Bear with me please as I imagine that that story took a rather different
course. I’ll put the bits I’ve changed in italics...
“There was a
rich man who was dressed in purple and fine linen and lived in luxury every
day. At his gate lay a beggar named Lazarus, covered with sores and longing to
eat what fell from the rich man’s table. Every
day the rich man sent a servant to give Lazarus a meal. When the sores began to
appear he paid for his doctor to treat them. In the end things got so bad that
he found Lazarus a room in his house and had him looked after full time. And he
used to visit him personally every day to see how he was getting on. The
time came when the beggar died and the angels carried him to Abraham’s side.
The rich man also died, and as he too was
brought to Abraham’s side... there was Lazarus greeting him with a smile.

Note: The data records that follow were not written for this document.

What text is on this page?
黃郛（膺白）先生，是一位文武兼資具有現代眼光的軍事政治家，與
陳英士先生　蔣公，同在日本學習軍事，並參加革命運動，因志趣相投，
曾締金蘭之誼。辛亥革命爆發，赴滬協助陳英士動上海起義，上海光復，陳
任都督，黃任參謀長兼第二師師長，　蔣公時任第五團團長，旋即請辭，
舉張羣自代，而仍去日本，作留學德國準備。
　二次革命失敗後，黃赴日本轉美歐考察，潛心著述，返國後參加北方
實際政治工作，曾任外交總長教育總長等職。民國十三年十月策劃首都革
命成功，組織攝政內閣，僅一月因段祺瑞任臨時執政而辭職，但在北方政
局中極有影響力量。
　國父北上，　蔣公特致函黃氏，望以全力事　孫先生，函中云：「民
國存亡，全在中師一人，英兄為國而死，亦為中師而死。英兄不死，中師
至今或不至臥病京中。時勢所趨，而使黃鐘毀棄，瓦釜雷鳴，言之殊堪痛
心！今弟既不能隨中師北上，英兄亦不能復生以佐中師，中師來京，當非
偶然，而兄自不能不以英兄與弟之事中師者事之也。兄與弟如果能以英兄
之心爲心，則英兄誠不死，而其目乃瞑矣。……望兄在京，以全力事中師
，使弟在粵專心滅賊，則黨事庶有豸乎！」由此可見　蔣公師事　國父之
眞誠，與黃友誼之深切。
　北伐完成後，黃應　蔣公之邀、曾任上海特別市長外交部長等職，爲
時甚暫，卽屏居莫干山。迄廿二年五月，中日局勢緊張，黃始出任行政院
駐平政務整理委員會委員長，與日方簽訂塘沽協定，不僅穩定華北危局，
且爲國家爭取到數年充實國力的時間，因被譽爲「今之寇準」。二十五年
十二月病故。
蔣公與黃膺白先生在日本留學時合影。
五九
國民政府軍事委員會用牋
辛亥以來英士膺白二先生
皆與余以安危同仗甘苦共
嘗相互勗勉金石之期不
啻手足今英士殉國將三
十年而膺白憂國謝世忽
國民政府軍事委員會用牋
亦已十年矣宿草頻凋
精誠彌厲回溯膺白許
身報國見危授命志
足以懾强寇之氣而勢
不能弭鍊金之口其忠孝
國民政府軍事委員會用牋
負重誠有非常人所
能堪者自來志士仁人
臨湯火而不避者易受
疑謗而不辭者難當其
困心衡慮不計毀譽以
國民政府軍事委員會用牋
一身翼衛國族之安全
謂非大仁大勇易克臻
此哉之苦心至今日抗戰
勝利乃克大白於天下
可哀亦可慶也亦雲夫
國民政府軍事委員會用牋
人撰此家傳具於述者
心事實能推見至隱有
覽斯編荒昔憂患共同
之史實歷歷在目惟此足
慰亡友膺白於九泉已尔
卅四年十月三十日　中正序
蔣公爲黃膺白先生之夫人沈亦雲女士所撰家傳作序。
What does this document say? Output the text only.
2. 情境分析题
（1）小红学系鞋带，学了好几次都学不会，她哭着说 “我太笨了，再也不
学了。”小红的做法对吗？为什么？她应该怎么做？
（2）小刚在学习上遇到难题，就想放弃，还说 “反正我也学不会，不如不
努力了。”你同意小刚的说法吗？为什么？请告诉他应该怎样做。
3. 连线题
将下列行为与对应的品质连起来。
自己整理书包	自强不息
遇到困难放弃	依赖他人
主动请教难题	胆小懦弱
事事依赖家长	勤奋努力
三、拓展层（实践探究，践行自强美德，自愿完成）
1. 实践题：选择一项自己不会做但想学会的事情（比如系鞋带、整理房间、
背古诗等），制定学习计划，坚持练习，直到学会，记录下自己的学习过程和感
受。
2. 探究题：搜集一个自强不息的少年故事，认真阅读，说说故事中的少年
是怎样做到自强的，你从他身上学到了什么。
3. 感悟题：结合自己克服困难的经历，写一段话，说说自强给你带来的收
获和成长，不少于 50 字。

‘Welcome home, my brother!’ he said...”
Sadly, that
isn’t the way Jesus’ story ended. But it could have been! The point is that the
rich man in the second story failed to do with his money what the shrewd manager
in the first story did with his.
No, we can’t
buy our way into heaven. That can only be by faith in Christ. But what we can - and should - do is to use the
wealth we have to demonstrate that faith in practical ways: to do others good
and to make them happy. And, who knows, perhaps the smiling faces of those we have blessed will be
there to greet us as we are finally ushered into the eternal kingdom of God.
Does that
retelling of Jesus’ story make sense of verse 9? Or am I talking nonsense? Let
me know what you think!
Father, thank you for
the material prosperity I enjoy. Teach me to use it not for my own pleasure or
gratification, but for the good of others, to make them my friends, and so, at
the end, to share with them in glory. Amen.